The first glimmerings of sense (regarding the situation that I was going to have to face as a prisoner of war in Germany) was let into my rather thick head by the blow it got from that rifle-butt; the rest—enough to start me on the right course, at least—filtered in during my two weeks of solitary confinement on bread and water. I was of no use to myself or any one else in a German prison camp, I told myself. I had no chance there either to kill Huns or destroy Hun property. Once outside I might well be able to do both—perhaps even get back to England and join my regiment if any of it was left. How to get out?—that was the question. From that time on I turned my every thought and act to that one end.

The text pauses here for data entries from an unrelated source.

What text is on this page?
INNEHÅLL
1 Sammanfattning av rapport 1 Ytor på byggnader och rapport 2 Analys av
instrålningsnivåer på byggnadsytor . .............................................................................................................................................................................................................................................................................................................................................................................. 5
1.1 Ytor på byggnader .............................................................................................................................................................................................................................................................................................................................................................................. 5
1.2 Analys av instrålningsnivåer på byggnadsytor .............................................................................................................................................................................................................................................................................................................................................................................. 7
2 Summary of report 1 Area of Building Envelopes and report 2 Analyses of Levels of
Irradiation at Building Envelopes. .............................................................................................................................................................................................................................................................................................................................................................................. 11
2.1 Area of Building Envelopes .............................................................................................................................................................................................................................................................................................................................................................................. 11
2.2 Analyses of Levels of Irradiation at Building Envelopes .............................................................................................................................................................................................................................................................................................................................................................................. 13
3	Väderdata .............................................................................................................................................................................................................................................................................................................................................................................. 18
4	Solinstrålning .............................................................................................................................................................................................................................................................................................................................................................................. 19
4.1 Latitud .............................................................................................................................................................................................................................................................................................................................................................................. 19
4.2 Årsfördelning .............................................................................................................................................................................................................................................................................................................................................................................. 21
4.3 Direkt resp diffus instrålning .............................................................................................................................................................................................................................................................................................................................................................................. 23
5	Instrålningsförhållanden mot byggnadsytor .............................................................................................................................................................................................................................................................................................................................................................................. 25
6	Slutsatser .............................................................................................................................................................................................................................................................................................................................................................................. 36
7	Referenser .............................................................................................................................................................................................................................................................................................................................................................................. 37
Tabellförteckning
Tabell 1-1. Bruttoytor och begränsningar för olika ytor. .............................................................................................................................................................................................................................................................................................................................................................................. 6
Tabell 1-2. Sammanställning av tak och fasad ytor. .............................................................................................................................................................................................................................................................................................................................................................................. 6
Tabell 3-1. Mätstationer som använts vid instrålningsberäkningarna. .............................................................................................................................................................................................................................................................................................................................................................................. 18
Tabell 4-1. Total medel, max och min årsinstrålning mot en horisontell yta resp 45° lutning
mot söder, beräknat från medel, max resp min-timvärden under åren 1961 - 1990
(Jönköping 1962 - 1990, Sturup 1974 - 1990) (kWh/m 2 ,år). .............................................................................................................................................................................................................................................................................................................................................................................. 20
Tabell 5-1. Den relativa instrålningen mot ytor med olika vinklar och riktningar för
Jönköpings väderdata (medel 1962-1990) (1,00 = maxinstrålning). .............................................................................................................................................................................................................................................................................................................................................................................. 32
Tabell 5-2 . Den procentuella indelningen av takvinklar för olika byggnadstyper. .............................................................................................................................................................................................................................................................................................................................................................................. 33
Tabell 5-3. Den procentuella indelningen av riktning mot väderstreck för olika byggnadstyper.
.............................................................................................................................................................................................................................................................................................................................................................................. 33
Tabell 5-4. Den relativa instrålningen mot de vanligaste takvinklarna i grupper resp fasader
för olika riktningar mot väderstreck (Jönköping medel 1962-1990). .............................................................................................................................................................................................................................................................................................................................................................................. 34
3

What makes it almost hopeless for a prisoner of war to get out of Germany is not so much the actual escape from his prison—that is comparatively easy, especially if he is on outside work—as the lack of clothes and money, and the difficulty of avoiding giving himself away by being unable to speak the language. These things make the odds a thousand to one against the average prisoner having more than twenty-four hours’ freedom at the outside. The chances against success are so big that few attempt it. Luckily, I had one advantage over the general run of the prisoners in my ability to speak fairly good German. I must have had a lot of accent, of course, but I still understood all that was said to me in German, and was also able to say all that I wanted to. This would be good enough, I told myself, to run a bluff with the ordinary run of people I might meet about my being a returned German-American come back to work for my Fatherland; that is to say, I ought to be able to prevent such people from being suspicious of me, where they would have attacked or reported a man who could not speak German at once. Anything in the way of police or officials I should have to fight shy of, and, as I foresaw there must be all kinds of checks on strangers and travellers, I knew I should have to steer clear of trains and hotels. I felt sure of myself on the score of language, therefore; clothes and money were things to be provided as opportunity offered. Fortunately, Fate was very kind to me in this respect.

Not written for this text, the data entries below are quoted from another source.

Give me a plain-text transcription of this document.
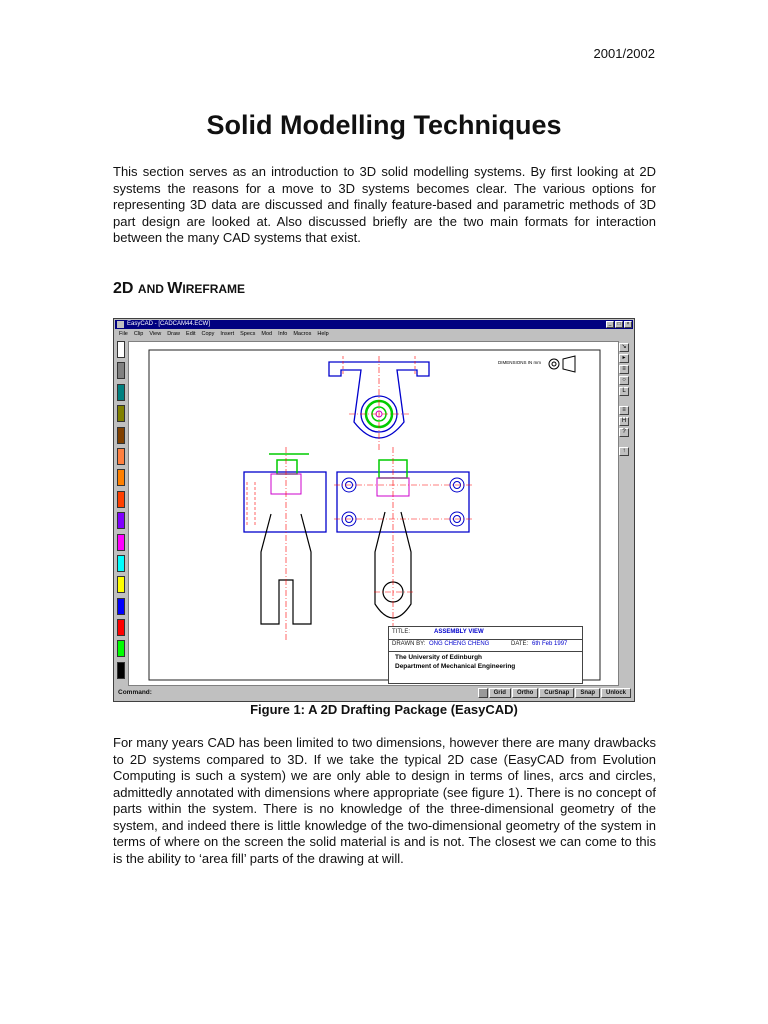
2001/2002
Solid Modelling Techniques

This section serves as an introduction to 3D solid modelling systems. By first looking at 2D systems the reasons for a move to 3D systems becomes clear. The various options for representing 3D data are discussed and finally feature-based and parametric methods of 3D part design are looked at. Also discussed briefly are the two main formats for interaction between the many CAD systems that exist.

2D AND WIREFRAME
EasyCAD - [CADCAM44.ECW]	_	□	×
File Clip View Draw Edit Copy Insert Specs Mod Info Macros Help
DIMENSIONS IN mm
TITLE:	ASSEMBLY VIEW
DRAWN BY: ONG CHENG CHENG	DATE: 6th Feb 1997
The University of Edinburgh
Department of Mechanical Engineering
↘
▸
≡
○
L
≡
H
?
↑
Command:	Grid	Ortho	CurSnap	Snap	Unlock
Figure 1: A 2D Drafting Package (EasyCAD)

For many years CAD has been limited to two dimensions, however there are many drawbacks to 2D systems compared to 3D. If we take the typical 2D case (EasyCAD from Evolution Computing is such a system) we are only able to design in terms of lines, arcs and circles, admittedly annotated with dimensions where appropriate (see figure 1). There is no concept of parts within the system. There is no knowledge of the three-dimensional geometry of the system, and indeed there is little knowledge of the two-dimensional geometry of the system in terms of where on the screen the solid material is and is not. The closest we can come to this is the ability to ‘area fill’ parts of the drawing at will.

One little incident I must mention before I go on with my story. In the prison I was transferred to most of the English prisoners, after a while, began to receive parcels from home, even some of the Canadians coming in on the deal. I, having no friends either in Canada or England, got nothing direct, but all sorts of nice little odds and ends of dainties came my way in the final “divvy.” One lad from the south of England, who was dying with a sort of slow blood-poisoning and lack of care of a never-healed wound at the back of his neck, was especially generous to me with the things he got from home, and when he finally went under I managed to get permission to write a few words to his family, telling them, among other things, how kind he had been to me with his parcels. And what should they do—his brokenhearted mother and sisters in Devonshire—but “adopt” me in his place and keep right on sending the chocolate and cigarettes and other “goodies” just as regularly as before. And now they’ve been to see me here, and tell me they are going to keep sending me things when I return to the Front just the same as though I was the boy they had lost.

As soon as I had fully made up my mind what I wanted to do, I went on my good behaviour, got into the “trusty” class, and was one of the first picked for outside work when the call came for English prisoners to help in harvesting and road-making. I had a good chance to practise my German during the harvest work, but the prospects for making good after a “get-away” were not very promising, and I had sense enough to bide my time. But when I got switched on to road work, and when almost the first thing I saw was a bunch of Huns clustered round an old Holt “Caterpillar” tractor that had got stalled on them, I felt that time was drawing near.